Integrating pathway elucidation with yeast engineering to produce polpunonic acid the precursor of the anti-obesity agent celastrol

  • 1. Plant Biochemistry Section, Department of Plant and Environmental Sciences, University of Copenhagen, Thorvaldsensvej 40, 1871, Frederiksberg C, Denmark
  • 2. Institute of Applied Biosciences-Centre for Research and Technology Hellas (INAB-CERTH), P.O. Box 60361, 57001, Thermi, Thessaloniki, Greece
  • 3. Department of Drug Design and Pharmacology, Faculty of Health and Medical Sciences, University of Copenhagen, Universitetsparken 2, 2100, Copenhagen, Denmark

Description

Background: Celastrol is a promising anti-obesity agent that acts as a sensitizer of the protein hormone leptin. Despite its potent activity, a sustainable source of celastrol and celastrol derivatives for further pharmacological studies is lacking.

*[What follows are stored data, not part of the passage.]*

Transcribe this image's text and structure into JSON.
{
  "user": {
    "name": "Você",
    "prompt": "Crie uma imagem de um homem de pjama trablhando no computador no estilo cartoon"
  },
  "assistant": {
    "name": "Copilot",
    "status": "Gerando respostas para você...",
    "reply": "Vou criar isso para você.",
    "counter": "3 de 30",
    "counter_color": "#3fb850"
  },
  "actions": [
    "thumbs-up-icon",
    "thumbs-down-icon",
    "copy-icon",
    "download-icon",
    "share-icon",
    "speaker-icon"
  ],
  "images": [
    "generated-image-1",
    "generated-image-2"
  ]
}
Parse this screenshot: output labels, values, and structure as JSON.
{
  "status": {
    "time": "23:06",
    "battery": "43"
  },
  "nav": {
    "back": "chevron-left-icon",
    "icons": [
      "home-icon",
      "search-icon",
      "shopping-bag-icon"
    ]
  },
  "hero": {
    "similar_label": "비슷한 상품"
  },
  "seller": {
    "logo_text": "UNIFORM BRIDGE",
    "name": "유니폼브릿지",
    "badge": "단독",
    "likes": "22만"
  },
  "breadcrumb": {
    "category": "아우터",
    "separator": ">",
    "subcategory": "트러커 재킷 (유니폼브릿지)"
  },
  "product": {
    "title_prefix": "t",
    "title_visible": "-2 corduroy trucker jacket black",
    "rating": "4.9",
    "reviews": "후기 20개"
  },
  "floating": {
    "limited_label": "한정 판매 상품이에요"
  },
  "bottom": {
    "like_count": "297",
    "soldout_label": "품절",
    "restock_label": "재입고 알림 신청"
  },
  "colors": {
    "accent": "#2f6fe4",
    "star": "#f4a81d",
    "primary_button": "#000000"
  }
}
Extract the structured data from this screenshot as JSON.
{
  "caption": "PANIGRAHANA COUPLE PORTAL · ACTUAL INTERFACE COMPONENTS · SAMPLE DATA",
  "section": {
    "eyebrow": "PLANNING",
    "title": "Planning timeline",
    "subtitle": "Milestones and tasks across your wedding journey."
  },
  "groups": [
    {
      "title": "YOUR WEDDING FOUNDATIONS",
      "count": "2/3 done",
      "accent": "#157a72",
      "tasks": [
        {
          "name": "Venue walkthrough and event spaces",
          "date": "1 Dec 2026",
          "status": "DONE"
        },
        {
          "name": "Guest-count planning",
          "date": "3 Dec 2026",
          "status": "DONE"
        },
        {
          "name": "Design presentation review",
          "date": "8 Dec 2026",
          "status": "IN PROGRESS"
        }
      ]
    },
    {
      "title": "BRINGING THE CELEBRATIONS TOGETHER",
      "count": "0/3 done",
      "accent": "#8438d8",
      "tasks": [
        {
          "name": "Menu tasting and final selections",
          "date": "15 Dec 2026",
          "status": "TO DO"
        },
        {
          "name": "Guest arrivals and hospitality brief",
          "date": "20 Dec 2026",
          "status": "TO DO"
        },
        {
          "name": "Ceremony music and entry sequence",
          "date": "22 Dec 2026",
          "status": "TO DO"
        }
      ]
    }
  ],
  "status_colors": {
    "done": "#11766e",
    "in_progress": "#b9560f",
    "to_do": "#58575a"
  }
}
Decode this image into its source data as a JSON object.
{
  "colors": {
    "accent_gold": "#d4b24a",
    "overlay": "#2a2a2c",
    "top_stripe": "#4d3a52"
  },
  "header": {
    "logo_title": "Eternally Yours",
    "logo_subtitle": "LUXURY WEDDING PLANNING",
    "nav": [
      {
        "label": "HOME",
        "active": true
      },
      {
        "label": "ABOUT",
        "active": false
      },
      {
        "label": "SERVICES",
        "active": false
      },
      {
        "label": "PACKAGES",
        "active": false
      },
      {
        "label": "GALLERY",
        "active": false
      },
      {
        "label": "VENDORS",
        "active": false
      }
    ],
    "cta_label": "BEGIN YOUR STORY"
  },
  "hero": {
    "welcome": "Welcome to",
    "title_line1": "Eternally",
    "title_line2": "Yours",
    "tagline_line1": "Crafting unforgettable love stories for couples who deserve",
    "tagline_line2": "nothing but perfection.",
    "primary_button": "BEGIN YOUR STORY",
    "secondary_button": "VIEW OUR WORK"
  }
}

Results: To elucidate the celastrol biosynthetic pathway and reconstruct it in Saccharomyces cerevisiae, we mined a root-transcriptome of Tripterygium wilfordii and identified four oxidosqualene cyclases and 49 cytochrome P450s as candidates to be involved in the early steps of celastrol biosynthesis. Using functional screening of the candidate genes in Nicotiana benthamiana, TwOSC4 was characterized as a novel oxidosqualene cyclase that produces friedelin, the presumed triterpenoid backbone of celastrol. In addition, three P450s (CYP712K1, CYP712K2, and CYP712K3) that act downstream of TwOSC4 were found to effectively oxidize friedelin and form the likely celastrol biosynthesis intermediates 29-hydroxy-friedelin and polpunonic acid. To facilitate production of friedelin, the yeast strain AM254 was constructed by deleting UBC7, which afforded a fivefold increase in friedelin titer. This platform was further expanded with CYP712K1 to produce polpunonic acid and a method for the facile extraction of products from the yeast culture medium, resulting in polpunonic acid titers of 1.4 mg/L.

Conclusion: Our study elucidates the early steps of celastrol biosynthesis and paves the way for future biotechnological production of this pharmacologically promising compound in engineered yeast strains.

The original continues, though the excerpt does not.